SAN FRANCISCO/BEIJING (Reuters) - Even after agreeing to pay a record near-$1 billion fine in China for antitrust violations, U.S. chipmaker Qualcomm Inc faces big challenges in its most important market.
As low-cost, low-margin Chinese smartphone manufacturers such as Xiaomi Inc and Huawei Technologies push into other developing markets, they are driving down average handset prices - bad news for San Diego-based Qualcomm, which collects royalties based on the handset’s value.
Qualcomm could see its margins slip, eroding its profits, as firms like Xiaomi and Huawei push their budget devices into markets such as India and Latin America.
“You’ve got all these Chinese companies - like Xiaomi, Huawei and Lenovo - that want to go global and take share from Samsung Electronics, HTC and presumably even Apple, but they’re going to do it at much lower price points,” said Bernstein analyst Stacy Rasgon.
While sales of high-end devices like Apple’s iPhone remain robust - and generate hefty profits for Qualcomm - the average selling prices for smartphones in developing countries will fall to $102 by 2018 from $135 last year, predicts IDC. In the United States, smartphones often sell for more than $600 without a contract.

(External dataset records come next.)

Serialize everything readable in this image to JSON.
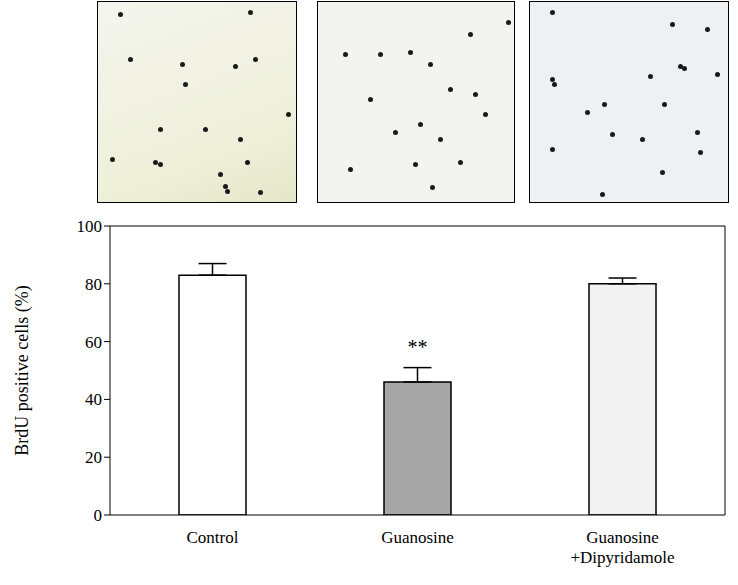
{
  "chart_data": {
    "type": "bar",
    "categories": [
      "Control",
      "Guanosine",
      "Guanosine +Dipyridamole"
    ],
    "values": [
      83,
      46,
      80
    ],
    "errors": [
      4,
      5,
      2
    ],
    "colors": [
      "#ffffff",
      "#a6a6a6",
      "#f2f2f2"
    ],
    "ylabel": "BrdU positive cells (%)",
    "ylim": [
      0,
      100
    ],
    "yticks": [
      0,
      20,
      40,
      60,
      80,
      100
    ],
    "annotations": [
      {
        "category": "Guanosine",
        "text": "**"
      }
    ]
  }
}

Qualcomm, a long-time leader in wireless chip technology, is also under increasing competition from Taiwan’s MediaTek and a handful of small Chinese chipmakers that specialize in making chips for low-priced phones.
Qualcomm has led the industry with LTE technology, giving it a major advantage in the recent roll-out of the advanced technology in China. But Intel, Marvell, MediaTek and HiSilicon, a unit of Huawei, are making inroads.

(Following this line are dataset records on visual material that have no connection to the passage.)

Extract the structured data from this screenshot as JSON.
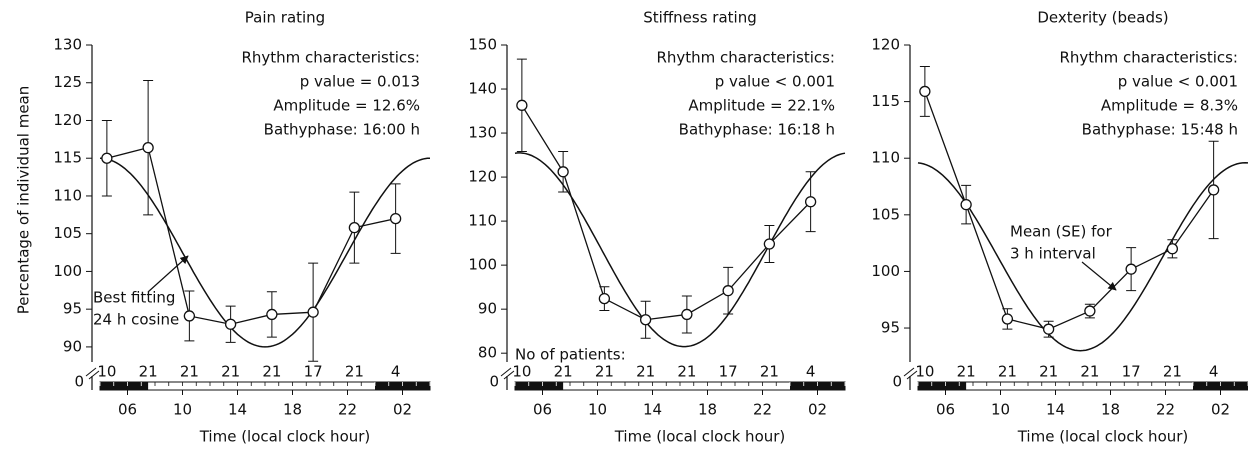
{
  "chart_data": [
    {
      "type": "line",
      "title": "Pain rating",
      "ylabel": "Percentage of individual mean",
      "xlabel": "Time (local clock hour)",
      "xlim": [
        4,
        28
      ],
      "xticks": [
        {
          "value": 6,
          "label": "06"
        },
        10,
        14,
        18,
        22,
        {
          "value": 26,
          "label": "02"
        }
      ],
      "ylim": [
        88,
        130
      ],
      "yticks": [
        90,
        95,
        100,
        105,
        110,
        115,
        120,
        125,
        130
      ],
      "y_break_label": "0",
      "x": [
        4.5,
        7.5,
        10.5,
        13.5,
        16.5,
        19.5,
        22.5,
        25.5
      ],
      "values": [
        115,
        116.4,
        94.1,
        93,
        94.3,
        94.6,
        105.8,
        107
      ],
      "errors": [
        5,
        8.9,
        3.3,
        2.4,
        3,
        6.5,
        4.7,
        4.6
      ],
      "counts": [
        10,
        21,
        21,
        21,
        21,
        17,
        21,
        4
      ],
      "fit": {
        "mesor": 102.5,
        "amplitude": 12.5,
        "bathyphase": 16
      },
      "rhythm": [
        "Rhythm characteristics:",
        "p value = 0.013",
        "Amplitude = 12.6%",
        "Bathyphase: 16:00 h"
      ],
      "annotation": [
        "Best fitting",
        "24 h cosine"
      ]
    },
    {
      "type": "line",
      "title": "Stiffness rating",
      "xlabel": "Time (local clock hour)",
      "xlim": [
        4,
        28
      ],
      "xticks": [
        {
          "value": 6,
          "label": "06"
        },
        10,
        14,
        18,
        22,
        {
          "value": 26,
          "label": "02"
        }
      ],
      "ylim": [
        78,
        150
      ],
      "yticks": [
        80,
        90,
        100,
        110,
        120,
        130,
        140,
        150
      ],
      "y_break_label": "0",
      "x": [
        4.5,
        7.5,
        10.5,
        13.5,
        16.5,
        19.5,
        22.5,
        25.5
      ],
      "values": [
        136.3,
        121.2,
        92.4,
        87.6,
        88.8,
        94.2,
        104.8,
        114.4
      ],
      "errors": [
        10.5,
        4.6,
        2.7,
        4.2,
        4.2,
        5.3,
        4.2,
        6.8
      ],
      "counts": [
        10,
        21,
        21,
        21,
        21,
        17,
        21,
        4
      ],
      "counts_label": "No of patients:",
      "fit": {
        "mesor": 103.5,
        "amplitude": 22,
        "bathyphase": 16.3
      },
      "rhythm": [
        "Rhythm characteristics:",
        "p value < 0.001",
        "Amplitude = 22.1%",
        "Bathyphase: 16:18 h"
      ]
    },
    {
      "type": "line",
      "title": "Dexterity (beads)",
      "xlabel": "Time (local clock hour)",
      "xlim": [
        4,
        28
      ],
      "xticks": [
        {
          "value": 6,
          "label": "06"
        },
        10,
        14,
        18,
        22,
        {
          "value": 26,
          "label": "02"
        }
      ],
      "ylim": [
        92,
        120
      ],
      "yticks": [
        95,
        100,
        105,
        110,
        115,
        120
      ],
      "y_break_label": "0",
      "x": [
        4.5,
        7.5,
        10.5,
        13.5,
        16.5,
        19.5,
        22.5,
        25.5
      ],
      "values": [
        115.9,
        105.9,
        95.8,
        94.9,
        96.5,
        100.2,
        102,
        107.2
      ],
      "errors": [
        2.2,
        1.7,
        0.9,
        0.7,
        0.6,
        1.9,
        0.8,
        4.3
      ],
      "counts": [
        10,
        21,
        21,
        21,
        21,
        17,
        21,
        4
      ],
      "fit": {
        "mesor": 101.3,
        "amplitude": 8.3,
        "bathyphase": 15.8
      },
      "rhythm": [
        "Rhythm characteristics:",
        "p value < 0.001",
        "Amplitude = 8.3%",
        "Bathyphase: 15:48 h"
      ],
      "annotation": [
        "Mean (SE) for",
        "3 h interval"
      ]
    }
  ]
}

In the second quarter of last year, Qualcomm’s global share of LTE baseband chips dipped to 89 percent from 95 percent a year before, largely due to the success of emerging Chinese competitors, said StrategyAnalytics analyst Sravan Kundojjala.

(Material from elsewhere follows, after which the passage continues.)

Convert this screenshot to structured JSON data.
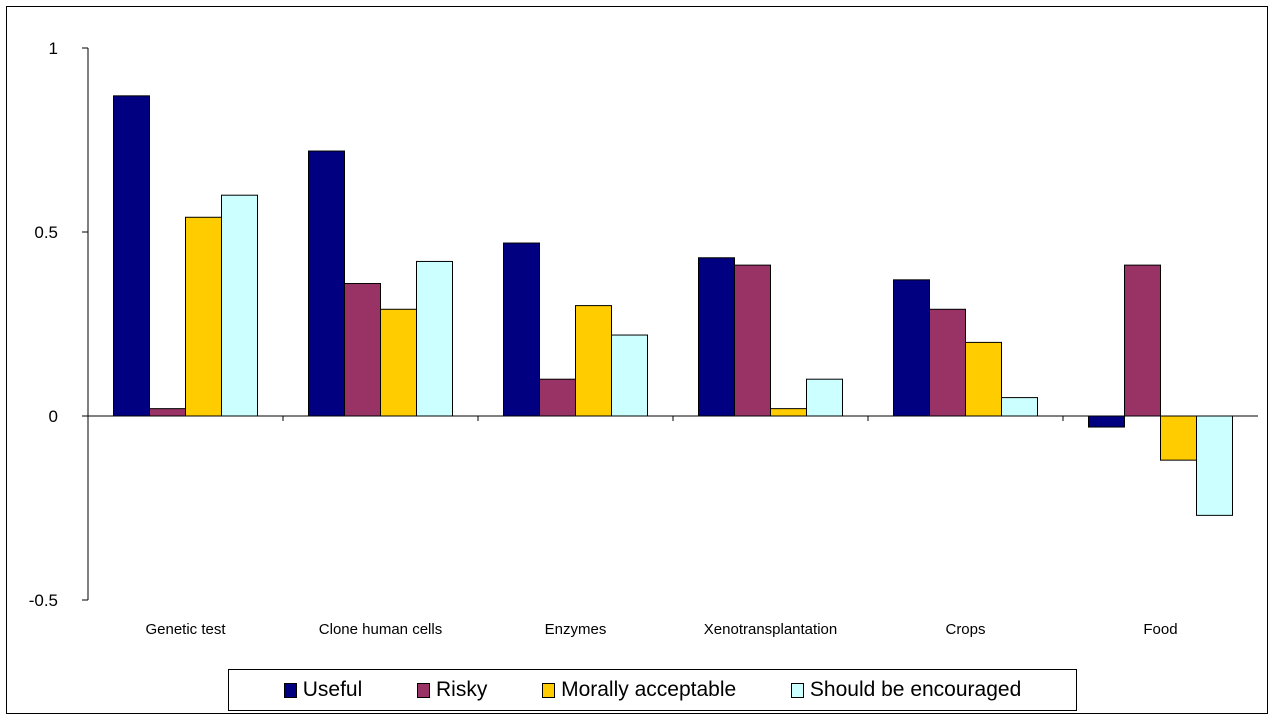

Last month, Qualcomm cut its annual revenue outlook partly because a major customer - reported to be Samsung - chose not to use Qualcomm’s newest processor in its next top-tier phone.
Qualcomm also said it expected increased competition in China in medium and high-end devices, a part of the market it has traditionally dominated. Huawei, which sold about 75 million handsets in 2014, uses its own HiSilicon processor for its flagship Ascend models.
Qualcomm rival Intel is also eyeing a comeback in the mobile market after striking an alliance with the Chinese government, saying in September it would invest up to $1.5 billion in state-owned chipmaker Spreadtrum to jointly develop processors.